I wanted to write in about mother's day. I had warned my family it was going to be a hard day for me. My parents and one set of grandparents, I hadn't mentioned it to the other pair. My husband and I live across the country from everyone, so maybe that makes it easier for them to not say anything. My parents reached out and said they were thinking of me. My brother texted me to say hi, so maybe he knew it would be a tough day. A friend of mine with losses reached out and we wished each other a happy mother's day. But none of my grandparents emailed, texted, called, nothing. My mother in law who lost twin boys at one and a half in a house fire didn't contact me at all, though she has three living children now with my husband being one of them. None of my other family said anything either. I lost my precious Julian in February, he should have been three months old for this first mother's day of mine. Instead he died the day before I was supposed to be induced. I guarantee if he was alive they all would have said something. But he isn't. And they didn't. My husband and I still had a nice day, and I was able to look at the pictures I have of my boy and be proud of him and feel so much love, it didn't hurt as much this time. But the lack of acknowledgement hurts so much more than I thought it would. Not like a loss at any stage is any easier, it isn't. But he was full-term. Ready to be born. I birthed a beautiful boy. I carried him 9 months. I loved him with every ounce of my being and love him so fiercely. I still went through labor. I tore. My milk came in and went, no baby to feed. I still have crazy stretch marks on my body which I love, because it is proof he was here, that there is a battle. I held my lifeless boy in my arms. I'm trying to live for him and honor him because it makes this easier. Makes it softer. And yet no acknowledgement from most of my family for this day. I know I'm his mother still. But wow, this really stings. And I really wasn't prepared for it. I hoped people would say something, acknowledge me because it acknowledges him and that he existed. Nope. Maybe I should have told everyone to say something to me today. But should I have to?

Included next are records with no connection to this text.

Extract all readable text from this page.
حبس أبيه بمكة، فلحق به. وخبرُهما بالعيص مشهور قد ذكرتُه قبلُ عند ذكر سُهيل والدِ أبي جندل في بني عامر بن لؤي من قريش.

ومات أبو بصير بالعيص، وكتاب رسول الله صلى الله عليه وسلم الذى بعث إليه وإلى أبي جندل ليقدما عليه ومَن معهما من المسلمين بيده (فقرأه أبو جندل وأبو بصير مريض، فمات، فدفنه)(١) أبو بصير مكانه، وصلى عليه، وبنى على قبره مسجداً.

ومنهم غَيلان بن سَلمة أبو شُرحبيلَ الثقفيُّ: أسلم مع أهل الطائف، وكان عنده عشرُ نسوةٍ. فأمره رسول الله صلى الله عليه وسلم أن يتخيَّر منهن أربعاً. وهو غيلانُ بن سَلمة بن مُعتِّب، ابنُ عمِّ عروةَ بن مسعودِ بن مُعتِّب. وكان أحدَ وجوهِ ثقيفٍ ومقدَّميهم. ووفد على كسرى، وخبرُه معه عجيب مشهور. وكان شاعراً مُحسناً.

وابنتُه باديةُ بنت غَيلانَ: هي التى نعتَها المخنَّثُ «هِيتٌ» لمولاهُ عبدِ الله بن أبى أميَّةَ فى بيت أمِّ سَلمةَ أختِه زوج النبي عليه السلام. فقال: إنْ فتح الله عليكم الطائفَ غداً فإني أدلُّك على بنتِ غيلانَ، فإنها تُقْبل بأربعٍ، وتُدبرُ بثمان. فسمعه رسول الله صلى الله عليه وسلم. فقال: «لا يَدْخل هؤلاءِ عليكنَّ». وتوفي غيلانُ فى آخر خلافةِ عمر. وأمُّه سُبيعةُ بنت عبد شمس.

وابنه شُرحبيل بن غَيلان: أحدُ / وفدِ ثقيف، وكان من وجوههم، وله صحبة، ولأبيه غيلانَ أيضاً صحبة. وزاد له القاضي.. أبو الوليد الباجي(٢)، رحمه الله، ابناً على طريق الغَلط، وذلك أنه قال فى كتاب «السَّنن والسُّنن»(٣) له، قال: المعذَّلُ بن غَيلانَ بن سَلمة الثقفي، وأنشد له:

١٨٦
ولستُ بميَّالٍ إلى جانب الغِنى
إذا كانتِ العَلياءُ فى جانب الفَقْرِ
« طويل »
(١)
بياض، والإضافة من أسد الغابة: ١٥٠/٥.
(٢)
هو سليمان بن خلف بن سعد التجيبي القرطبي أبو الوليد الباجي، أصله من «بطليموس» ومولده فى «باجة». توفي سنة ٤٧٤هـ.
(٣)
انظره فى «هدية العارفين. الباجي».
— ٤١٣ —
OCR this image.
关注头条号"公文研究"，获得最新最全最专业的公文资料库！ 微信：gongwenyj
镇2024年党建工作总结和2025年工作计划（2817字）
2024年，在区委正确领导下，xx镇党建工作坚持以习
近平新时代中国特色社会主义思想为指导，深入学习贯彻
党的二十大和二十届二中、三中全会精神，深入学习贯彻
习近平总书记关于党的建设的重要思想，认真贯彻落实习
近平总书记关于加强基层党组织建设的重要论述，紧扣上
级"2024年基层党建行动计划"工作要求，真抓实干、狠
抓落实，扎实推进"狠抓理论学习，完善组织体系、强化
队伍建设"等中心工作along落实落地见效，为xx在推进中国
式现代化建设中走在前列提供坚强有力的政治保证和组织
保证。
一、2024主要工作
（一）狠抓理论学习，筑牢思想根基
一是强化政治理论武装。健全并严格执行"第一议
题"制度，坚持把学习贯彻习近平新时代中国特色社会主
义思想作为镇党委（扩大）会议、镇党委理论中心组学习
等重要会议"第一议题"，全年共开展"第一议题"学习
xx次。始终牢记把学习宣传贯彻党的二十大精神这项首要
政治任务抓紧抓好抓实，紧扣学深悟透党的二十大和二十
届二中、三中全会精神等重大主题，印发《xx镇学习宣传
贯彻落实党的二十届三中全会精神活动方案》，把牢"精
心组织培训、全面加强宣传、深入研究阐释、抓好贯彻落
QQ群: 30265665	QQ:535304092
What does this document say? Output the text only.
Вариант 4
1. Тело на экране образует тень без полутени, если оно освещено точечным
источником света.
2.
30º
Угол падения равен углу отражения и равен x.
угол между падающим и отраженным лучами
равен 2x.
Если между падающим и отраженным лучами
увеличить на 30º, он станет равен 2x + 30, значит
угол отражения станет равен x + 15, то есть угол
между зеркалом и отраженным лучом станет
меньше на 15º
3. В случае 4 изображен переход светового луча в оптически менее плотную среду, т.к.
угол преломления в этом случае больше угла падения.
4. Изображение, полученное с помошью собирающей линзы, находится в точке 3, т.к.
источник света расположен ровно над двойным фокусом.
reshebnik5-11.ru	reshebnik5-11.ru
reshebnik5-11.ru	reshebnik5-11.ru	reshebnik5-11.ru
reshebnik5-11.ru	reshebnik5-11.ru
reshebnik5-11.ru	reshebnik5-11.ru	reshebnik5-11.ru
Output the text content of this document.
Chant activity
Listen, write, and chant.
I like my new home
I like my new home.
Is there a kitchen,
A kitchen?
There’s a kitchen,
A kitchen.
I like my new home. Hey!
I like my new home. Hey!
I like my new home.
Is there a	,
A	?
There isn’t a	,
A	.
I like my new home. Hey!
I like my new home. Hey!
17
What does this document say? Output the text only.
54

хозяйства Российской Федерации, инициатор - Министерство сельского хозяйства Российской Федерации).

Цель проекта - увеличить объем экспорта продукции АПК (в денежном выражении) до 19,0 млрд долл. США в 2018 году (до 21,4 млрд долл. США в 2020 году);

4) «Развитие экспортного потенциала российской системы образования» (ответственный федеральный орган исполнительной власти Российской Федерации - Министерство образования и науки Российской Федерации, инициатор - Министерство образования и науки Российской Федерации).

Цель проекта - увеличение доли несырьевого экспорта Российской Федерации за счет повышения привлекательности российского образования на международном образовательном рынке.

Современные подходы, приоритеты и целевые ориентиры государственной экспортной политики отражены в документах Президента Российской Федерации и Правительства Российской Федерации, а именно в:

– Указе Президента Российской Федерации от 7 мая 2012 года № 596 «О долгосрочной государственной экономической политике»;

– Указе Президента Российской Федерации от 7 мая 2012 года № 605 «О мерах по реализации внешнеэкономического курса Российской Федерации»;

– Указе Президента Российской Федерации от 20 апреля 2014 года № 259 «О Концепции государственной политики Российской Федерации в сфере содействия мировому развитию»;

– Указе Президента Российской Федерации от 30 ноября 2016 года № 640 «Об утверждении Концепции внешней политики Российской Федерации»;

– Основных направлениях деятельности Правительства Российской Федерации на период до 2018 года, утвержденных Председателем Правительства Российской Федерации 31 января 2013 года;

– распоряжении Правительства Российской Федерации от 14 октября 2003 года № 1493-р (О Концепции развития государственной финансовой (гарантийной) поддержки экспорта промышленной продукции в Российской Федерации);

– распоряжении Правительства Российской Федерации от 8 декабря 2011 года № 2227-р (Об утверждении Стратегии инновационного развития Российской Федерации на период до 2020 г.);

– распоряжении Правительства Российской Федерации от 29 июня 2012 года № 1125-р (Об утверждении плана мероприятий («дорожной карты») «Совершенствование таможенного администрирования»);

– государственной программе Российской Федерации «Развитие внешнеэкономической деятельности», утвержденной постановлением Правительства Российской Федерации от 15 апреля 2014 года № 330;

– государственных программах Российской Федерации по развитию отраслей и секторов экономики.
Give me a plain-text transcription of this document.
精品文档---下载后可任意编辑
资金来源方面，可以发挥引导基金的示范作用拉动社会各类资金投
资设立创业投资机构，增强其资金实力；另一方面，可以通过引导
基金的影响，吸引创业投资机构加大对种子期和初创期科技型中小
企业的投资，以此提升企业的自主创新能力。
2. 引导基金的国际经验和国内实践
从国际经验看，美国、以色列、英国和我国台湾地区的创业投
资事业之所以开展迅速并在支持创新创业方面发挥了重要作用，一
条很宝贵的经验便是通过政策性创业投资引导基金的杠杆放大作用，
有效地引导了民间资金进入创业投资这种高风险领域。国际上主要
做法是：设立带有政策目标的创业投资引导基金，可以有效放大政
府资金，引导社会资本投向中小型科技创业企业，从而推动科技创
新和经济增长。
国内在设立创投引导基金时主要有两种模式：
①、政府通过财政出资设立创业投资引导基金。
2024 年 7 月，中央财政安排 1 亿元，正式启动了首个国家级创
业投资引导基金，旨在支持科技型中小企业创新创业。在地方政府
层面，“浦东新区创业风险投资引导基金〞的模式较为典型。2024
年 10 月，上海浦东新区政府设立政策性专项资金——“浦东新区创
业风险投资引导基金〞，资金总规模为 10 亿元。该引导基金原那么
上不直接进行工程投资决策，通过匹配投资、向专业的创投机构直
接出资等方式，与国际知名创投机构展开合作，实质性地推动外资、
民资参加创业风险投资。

I am so sorry if any mothers here had a difficult day or felt invalidated, invisible like I did. It hurts so much. Love to you all, no matter your journey here. You and your angels still matter.
May 9, 2022 | Unregistered CommenterKendra
Kendra, I’m so sorry your family was as supportive as you’d hoped and that your sweet Julian isn’t here with you. It’s all just so hard, unfair, and awful. Sending you a hug and some gentleness as you navigate all of this.